Therefore it is very good news to hear of the Identity of Jesus Research Group. Beverley Roberts Gaventa of Princeton, co-chair of the group (together with Richard B. Hays of Duke) summarizes their conclusions in these words:

"The work of the project ranged across the biblical canon, church tradition, and contemporary Christian life, and no easy consensus has emerged. Yet the varying perspectives converged around the notion that historical investigation into the life of Jesus is necessary but not sufficient. While this group affirms the importance of historical work, especially work that situates Jesus in first-century Judaism, it differs from many recent approaches to Jesus in two ways:

"1) The group insists that Jesus is not reducible to what can be learned from historical research alone.
"2) The group contends that the Creeds of the Church are in continuity with the identity of Jesus as revealed in Scripture."

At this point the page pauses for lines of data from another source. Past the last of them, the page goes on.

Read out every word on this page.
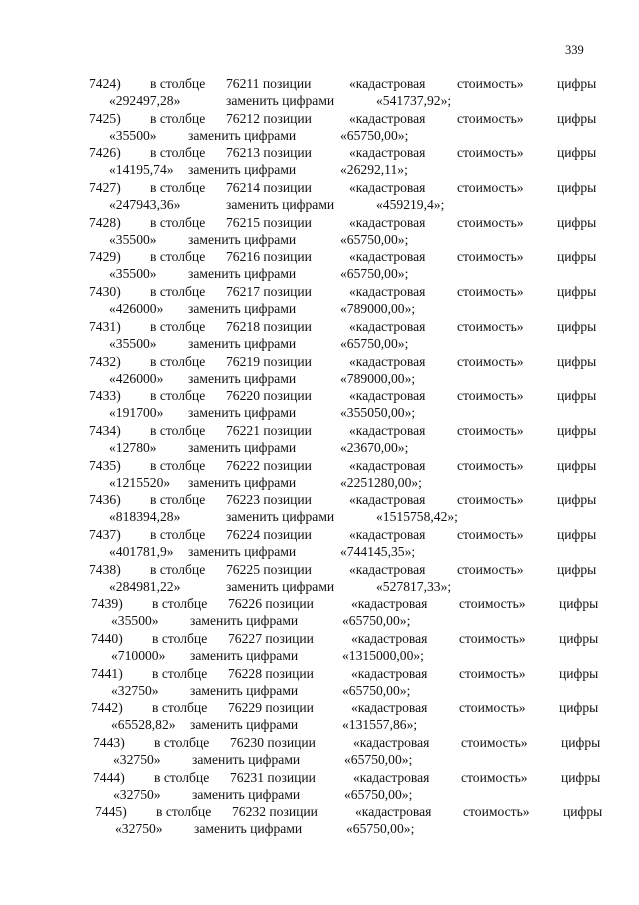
339
7424) в столбце 76211 позиции	«кадастровая стоимость» цифры
«292497,28»	заменить цифрами	«541737,92»;
7425) в столбце 76212 позиции	«кадастровая стоимость» цифры
«35500» заменить цифрами	«65750,00»;
7426) в столбце 76213 позиции	«кадастровая стоимость» цифры
«14195,74» заменить цифрами	«26292,11»;
7427) в столбце 76214 позиции	«кадастровая стоимость» цифры
«247943,36»	заменить цифрами	«459219,4»;
7428) в столбце 76215 позиции	«кадастровая стоимость» цифры
«35500» заменить цифрами	«65750,00»;
7429) в столбце 76216 позиции	«кадастровая стоимость» цифры
«35500» заменить цифрами	«65750,00»;
7430) в столбце 76217 позиции	«кадастровая стоимость» цифры
«426000» заменить цифрами	«789000,00»;
7431) в столбце 76218 позиции	«кадастровая стоимость» цифры
«35500» заменить цифрами	«65750,00»;
7432) в столбце 76219 позиции	«кадастровая стоимость» цифры
«426000» заменить цифрами	«789000,00»;
7433) в столбце 76220 позиции	«кадастровая стоимость» цифры
«191700» заменить цифрами	«355050,00»;
7434) в столбце 76221 позиции	«кадастровая стоимость» цифры
«12780» заменить цифрами	«23670,00»;
7435) в столбце 76222 позиции	«кадастровая стоимость» цифры
«1215520» заменить цифрами	«2251280,00»;
7436) в столбце 76223 позиции	«кадастровая стоимость» цифры
«818394,28»	заменить цифрами	«1515758,42»;
7437) в столбце 76224 позиции	«кадастровая стоимость» цифры
«401781,9» заменить цифрами	«744145,35»;
7438) в столбце 76225 позиции	«кадастровая стоимость» цифры
«284981,22»	заменить цифрами	«527817,33»;
7439) в столбце 76226 позиции	«кадастровая стоимость» цифры
«35500» заменить цифрами	«65750,00»;
7440) в столбце 76227 позиции	«кадастровая стоимость» цифры
«710000» заменить цифрами	«1315000,00»;
7441) в столбце 76228 позиции	«кадастровая стоимость» цифры
«32750» заменить цифрами	«65750,00»;
7442) в столбце 76229 позиции	«кадастровая стоимость» цифры
«65528,82» заменить цифрами	«131557,86»;
7443) в столбце 76230 позиции	«кадастровая стоимость» цифры
«32750» заменить цифрами	«65750,00»;
7444) в столбце 76231 позиции	«кадастровая стоимость» цифры
«32750» заменить цифрами	«65750,00»;
7445) в столбце 76232 позиции	«кадастровая стоимость» цифры
«32750» заменить цифрами	«65750,00»;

This should be of great comfort to us who wish to say wholeheartedly,

I believe (Credo) in God the Father almighty, maker of heaven and earth…
And in Jesus Christ his only Son, our Lord, eternally begotten of the Father before all worlds, God of God, Light of Light, Very God of Very God, begotten, not made, of one substance with the Father…..

(The members of the Identity of Jesus Research Group are: Dale Allison, Gary Anderson, Markus Bockmuehl, Sarah Coakley, Brian Daley, A. Katherine Grieb, Robert Jenson, Joel Marcus, Walter Moberly, William Placher, Katherine Sonderegger, David Steinmetz, Marianne Meye Thompson, and Francis Watson. The group met in Princeton for three years, from 2003 to 2006.)